A Covenant is a promise that a company makes when it borrows money. It is part of the broader terms and conditions. Examples would be “We Promise we will do X, or We promise we won’t do Y”. Normally these are expressed with numbers or ratios. “We will not let our debt exceed Z”, “We will not let our equity to fall below A” are examples.

Paulson’s crew drafted a Covenant in the Fannie Mae deal that limited the amount of indebtedness that Fannie could have. Follows is a link to the Fannie Mae page where this came out last night and a cut and past of their discussion of the problem. (Nice that it comes out on Friday night when folks are not looking at this stuff)

http://www.fanniemae.com/ir/monthly/index.jhtml;jsessionid=V02MGNVHMHMLFJ2FECISFGI?s=Monthly+Summary.

On page one of the November report, the sixth footnote on the right hand side reads:

A covenant in the senior preferred stock purchase agreement with the U.S. Treasury Department prohibits Fannie Mae from exceeding 110 percent of its aggregate indebtedness as of June 30,2008, which the company estimated to be $892 Billion. As of November 2008, Fannie Mae estimated that its aggregate indebtedness under the senior preferred stock purchase agreement totaled $885.6 billion.

If you look at the October report you will see that this is the first time that Fannie has made this disclosure in its monthly public filings. Very convenient.

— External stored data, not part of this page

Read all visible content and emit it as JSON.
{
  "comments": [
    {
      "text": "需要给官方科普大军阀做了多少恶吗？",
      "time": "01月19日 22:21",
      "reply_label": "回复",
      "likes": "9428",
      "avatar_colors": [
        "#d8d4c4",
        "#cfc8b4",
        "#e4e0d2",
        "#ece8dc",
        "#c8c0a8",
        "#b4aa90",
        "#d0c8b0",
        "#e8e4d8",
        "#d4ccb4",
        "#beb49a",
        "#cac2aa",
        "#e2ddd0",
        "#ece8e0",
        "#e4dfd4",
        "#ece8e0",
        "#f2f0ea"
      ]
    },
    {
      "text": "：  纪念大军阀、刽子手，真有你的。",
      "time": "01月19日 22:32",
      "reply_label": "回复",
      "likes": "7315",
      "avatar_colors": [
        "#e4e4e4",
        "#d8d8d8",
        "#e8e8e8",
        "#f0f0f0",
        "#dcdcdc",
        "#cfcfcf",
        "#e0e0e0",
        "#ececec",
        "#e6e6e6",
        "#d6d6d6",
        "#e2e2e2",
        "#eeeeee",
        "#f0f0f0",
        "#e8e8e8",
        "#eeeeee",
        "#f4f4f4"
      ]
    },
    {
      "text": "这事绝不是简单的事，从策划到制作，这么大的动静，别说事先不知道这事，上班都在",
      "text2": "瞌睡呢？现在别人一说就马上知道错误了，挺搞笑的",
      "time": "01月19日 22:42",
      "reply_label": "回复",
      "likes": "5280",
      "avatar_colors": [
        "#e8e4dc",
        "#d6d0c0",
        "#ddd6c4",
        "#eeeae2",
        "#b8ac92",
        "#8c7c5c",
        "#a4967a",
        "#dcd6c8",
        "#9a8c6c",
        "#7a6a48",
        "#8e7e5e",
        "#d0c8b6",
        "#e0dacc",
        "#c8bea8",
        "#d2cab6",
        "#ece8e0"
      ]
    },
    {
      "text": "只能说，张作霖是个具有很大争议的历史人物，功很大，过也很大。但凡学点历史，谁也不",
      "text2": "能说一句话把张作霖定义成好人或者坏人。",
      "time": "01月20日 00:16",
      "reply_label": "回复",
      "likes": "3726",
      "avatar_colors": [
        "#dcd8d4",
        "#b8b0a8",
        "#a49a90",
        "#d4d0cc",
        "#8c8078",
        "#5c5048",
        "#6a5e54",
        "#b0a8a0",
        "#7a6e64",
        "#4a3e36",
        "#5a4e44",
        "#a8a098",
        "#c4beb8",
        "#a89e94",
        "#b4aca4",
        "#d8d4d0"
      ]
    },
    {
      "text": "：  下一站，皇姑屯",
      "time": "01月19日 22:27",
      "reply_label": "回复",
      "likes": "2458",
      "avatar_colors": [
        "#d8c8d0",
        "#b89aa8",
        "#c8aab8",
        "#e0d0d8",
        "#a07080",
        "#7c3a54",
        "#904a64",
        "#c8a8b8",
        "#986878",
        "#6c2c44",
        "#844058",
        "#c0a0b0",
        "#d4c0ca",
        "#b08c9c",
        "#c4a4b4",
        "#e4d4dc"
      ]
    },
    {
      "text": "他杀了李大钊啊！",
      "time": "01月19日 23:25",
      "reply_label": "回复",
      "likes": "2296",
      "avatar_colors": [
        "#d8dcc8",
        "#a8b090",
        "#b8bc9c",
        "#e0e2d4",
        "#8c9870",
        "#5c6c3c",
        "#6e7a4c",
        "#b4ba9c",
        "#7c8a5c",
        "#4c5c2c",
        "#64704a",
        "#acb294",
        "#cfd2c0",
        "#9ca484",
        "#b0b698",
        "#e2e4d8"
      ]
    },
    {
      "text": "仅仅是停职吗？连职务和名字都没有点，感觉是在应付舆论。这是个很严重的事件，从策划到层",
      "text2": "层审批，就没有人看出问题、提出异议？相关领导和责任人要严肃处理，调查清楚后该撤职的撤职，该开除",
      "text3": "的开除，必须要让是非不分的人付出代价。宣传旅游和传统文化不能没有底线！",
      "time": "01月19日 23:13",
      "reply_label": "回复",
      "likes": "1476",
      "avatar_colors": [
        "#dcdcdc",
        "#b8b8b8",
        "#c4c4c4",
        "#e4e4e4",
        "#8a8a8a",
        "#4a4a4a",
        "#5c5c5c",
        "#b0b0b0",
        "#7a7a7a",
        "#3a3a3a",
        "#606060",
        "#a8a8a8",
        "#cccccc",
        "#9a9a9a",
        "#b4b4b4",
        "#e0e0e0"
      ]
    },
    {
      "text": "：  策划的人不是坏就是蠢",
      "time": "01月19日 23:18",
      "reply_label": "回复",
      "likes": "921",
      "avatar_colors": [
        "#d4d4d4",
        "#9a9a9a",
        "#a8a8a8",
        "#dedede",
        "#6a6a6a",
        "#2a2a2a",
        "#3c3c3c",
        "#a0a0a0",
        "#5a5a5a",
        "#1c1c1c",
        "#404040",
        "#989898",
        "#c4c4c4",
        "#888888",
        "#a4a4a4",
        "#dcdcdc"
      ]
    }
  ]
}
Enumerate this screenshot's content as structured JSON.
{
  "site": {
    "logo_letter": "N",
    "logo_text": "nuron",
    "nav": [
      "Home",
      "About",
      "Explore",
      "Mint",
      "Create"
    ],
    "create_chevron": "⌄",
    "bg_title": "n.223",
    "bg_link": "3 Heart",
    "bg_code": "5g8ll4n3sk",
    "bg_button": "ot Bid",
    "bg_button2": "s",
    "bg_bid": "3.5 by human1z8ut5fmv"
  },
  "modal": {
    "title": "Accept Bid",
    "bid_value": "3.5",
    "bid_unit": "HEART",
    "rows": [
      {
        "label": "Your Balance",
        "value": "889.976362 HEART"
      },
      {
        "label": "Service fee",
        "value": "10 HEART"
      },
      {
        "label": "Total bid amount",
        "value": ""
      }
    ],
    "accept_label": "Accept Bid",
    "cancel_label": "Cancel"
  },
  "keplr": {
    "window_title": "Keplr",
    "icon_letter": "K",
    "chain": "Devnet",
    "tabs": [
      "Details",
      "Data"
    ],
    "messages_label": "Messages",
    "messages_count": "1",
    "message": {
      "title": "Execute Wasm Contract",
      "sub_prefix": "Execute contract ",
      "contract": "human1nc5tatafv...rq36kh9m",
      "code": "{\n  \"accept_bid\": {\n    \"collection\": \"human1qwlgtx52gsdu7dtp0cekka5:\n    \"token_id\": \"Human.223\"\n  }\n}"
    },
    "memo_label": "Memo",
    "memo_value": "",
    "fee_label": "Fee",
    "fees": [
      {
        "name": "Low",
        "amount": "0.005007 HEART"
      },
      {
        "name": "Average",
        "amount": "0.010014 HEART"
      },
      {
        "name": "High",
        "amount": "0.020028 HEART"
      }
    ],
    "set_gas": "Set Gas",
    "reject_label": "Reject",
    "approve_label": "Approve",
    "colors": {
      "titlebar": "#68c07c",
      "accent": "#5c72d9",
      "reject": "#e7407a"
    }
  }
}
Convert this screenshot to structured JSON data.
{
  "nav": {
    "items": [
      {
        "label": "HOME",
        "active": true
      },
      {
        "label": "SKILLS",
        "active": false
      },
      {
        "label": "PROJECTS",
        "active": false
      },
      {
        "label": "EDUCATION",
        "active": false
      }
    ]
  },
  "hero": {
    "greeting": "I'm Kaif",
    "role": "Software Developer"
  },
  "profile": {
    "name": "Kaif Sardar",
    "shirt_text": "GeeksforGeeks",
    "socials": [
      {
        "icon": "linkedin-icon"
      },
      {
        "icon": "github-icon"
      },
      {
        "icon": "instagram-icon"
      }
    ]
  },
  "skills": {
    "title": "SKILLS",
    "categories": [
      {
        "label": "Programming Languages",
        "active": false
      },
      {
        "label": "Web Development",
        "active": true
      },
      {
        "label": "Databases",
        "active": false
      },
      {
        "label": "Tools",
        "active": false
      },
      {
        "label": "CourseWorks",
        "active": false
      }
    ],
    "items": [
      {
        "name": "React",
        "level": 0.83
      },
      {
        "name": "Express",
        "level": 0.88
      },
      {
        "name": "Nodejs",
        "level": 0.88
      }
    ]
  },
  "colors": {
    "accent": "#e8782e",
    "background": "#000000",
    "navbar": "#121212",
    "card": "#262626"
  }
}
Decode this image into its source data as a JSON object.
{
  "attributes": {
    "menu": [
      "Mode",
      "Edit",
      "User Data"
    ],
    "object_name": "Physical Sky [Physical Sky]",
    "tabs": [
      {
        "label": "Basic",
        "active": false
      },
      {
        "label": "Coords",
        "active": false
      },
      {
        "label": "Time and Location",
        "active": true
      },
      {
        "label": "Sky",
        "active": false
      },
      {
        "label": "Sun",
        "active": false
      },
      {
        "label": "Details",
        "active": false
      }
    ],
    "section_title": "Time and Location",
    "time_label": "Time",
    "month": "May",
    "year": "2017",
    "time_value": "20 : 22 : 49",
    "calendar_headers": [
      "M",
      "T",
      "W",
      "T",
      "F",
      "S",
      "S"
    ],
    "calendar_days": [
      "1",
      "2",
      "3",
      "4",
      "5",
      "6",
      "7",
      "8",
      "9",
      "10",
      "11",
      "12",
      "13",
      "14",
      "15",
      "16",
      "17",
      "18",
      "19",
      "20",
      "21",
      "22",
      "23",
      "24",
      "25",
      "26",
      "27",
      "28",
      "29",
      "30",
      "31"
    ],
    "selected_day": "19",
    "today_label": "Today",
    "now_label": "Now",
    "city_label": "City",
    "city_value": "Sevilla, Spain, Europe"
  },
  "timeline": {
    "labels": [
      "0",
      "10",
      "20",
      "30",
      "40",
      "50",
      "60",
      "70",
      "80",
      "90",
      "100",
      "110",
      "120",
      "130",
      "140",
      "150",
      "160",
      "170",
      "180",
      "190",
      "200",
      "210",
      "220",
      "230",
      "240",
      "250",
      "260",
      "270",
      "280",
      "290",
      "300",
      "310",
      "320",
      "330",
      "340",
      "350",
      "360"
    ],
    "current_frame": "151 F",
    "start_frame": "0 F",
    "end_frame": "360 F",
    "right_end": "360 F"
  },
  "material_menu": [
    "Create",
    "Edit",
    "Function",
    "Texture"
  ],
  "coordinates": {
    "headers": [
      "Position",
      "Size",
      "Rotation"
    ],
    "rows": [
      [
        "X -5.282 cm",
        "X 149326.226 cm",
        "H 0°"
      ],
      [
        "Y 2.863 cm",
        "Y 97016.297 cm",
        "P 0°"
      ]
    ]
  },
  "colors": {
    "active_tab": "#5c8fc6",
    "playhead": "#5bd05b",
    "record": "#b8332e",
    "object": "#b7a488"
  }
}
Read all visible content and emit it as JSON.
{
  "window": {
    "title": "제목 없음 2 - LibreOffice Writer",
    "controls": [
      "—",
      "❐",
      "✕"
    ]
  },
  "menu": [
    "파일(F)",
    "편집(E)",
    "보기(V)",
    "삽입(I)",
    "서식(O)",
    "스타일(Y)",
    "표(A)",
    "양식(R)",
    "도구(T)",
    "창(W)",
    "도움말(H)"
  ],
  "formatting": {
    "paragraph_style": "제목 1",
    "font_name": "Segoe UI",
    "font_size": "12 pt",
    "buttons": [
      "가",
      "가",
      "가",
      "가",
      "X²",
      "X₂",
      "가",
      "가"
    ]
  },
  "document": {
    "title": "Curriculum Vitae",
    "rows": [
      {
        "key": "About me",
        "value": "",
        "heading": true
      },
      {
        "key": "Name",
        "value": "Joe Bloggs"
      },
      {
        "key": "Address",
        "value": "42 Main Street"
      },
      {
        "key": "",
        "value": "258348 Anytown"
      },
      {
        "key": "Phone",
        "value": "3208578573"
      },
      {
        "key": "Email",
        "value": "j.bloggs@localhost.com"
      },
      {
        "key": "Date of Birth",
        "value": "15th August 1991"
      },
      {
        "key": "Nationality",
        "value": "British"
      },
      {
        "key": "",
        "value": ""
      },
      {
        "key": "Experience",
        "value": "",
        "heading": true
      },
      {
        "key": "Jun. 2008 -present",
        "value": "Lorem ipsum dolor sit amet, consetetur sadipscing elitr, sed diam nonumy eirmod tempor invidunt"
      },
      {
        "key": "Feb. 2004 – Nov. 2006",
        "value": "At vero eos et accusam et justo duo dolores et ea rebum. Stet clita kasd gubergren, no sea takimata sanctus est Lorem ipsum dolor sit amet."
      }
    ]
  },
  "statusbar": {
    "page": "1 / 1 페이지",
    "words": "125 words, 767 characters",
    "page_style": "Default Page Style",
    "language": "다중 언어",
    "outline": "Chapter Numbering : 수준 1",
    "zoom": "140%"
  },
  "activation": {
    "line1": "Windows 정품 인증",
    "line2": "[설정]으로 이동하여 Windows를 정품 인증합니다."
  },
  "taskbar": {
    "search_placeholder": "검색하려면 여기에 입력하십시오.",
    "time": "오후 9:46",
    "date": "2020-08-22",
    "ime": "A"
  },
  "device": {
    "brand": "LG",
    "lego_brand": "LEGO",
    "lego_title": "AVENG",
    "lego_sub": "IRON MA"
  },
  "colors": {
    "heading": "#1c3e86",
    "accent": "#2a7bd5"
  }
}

There was a restriction on the Portfolio size of Fannie as well. The Portfolio limits were swept away by FHA earlier last week. Portfolio limits are easy to adjust. Covenants on debt limits are a much more thorny issue. There were two covenant limitations put on Fannie. One to limit growth, the other to limit debt. Two Ways. The lawyers call this belt and suspenders. Two Ways to hold up your pants. Heaven forbid that their pants fall down.

Paulson laid a stinky and the lawyers are probably laughing about it at Harry’s Bar. However, the new administration is not laughing at this. They are going to have to ‘fix’ this problem. It is going to take time, money and legislative effort to do that.

I have stuff that breaks all the time. My problem is that I try to fix things with duct tape and glue. It always breaks again in a few months. The answer is always the same. If something is broken, fix so that it will stay fixed. Paulson put duct tape on our financial problems. We are leaking again already, and it is only ten days since he left Washington. It sure makes me wonder how many other things are going to start leaking in the near future. ‘They’ used a ton of duct tape in the last three months they were in charge.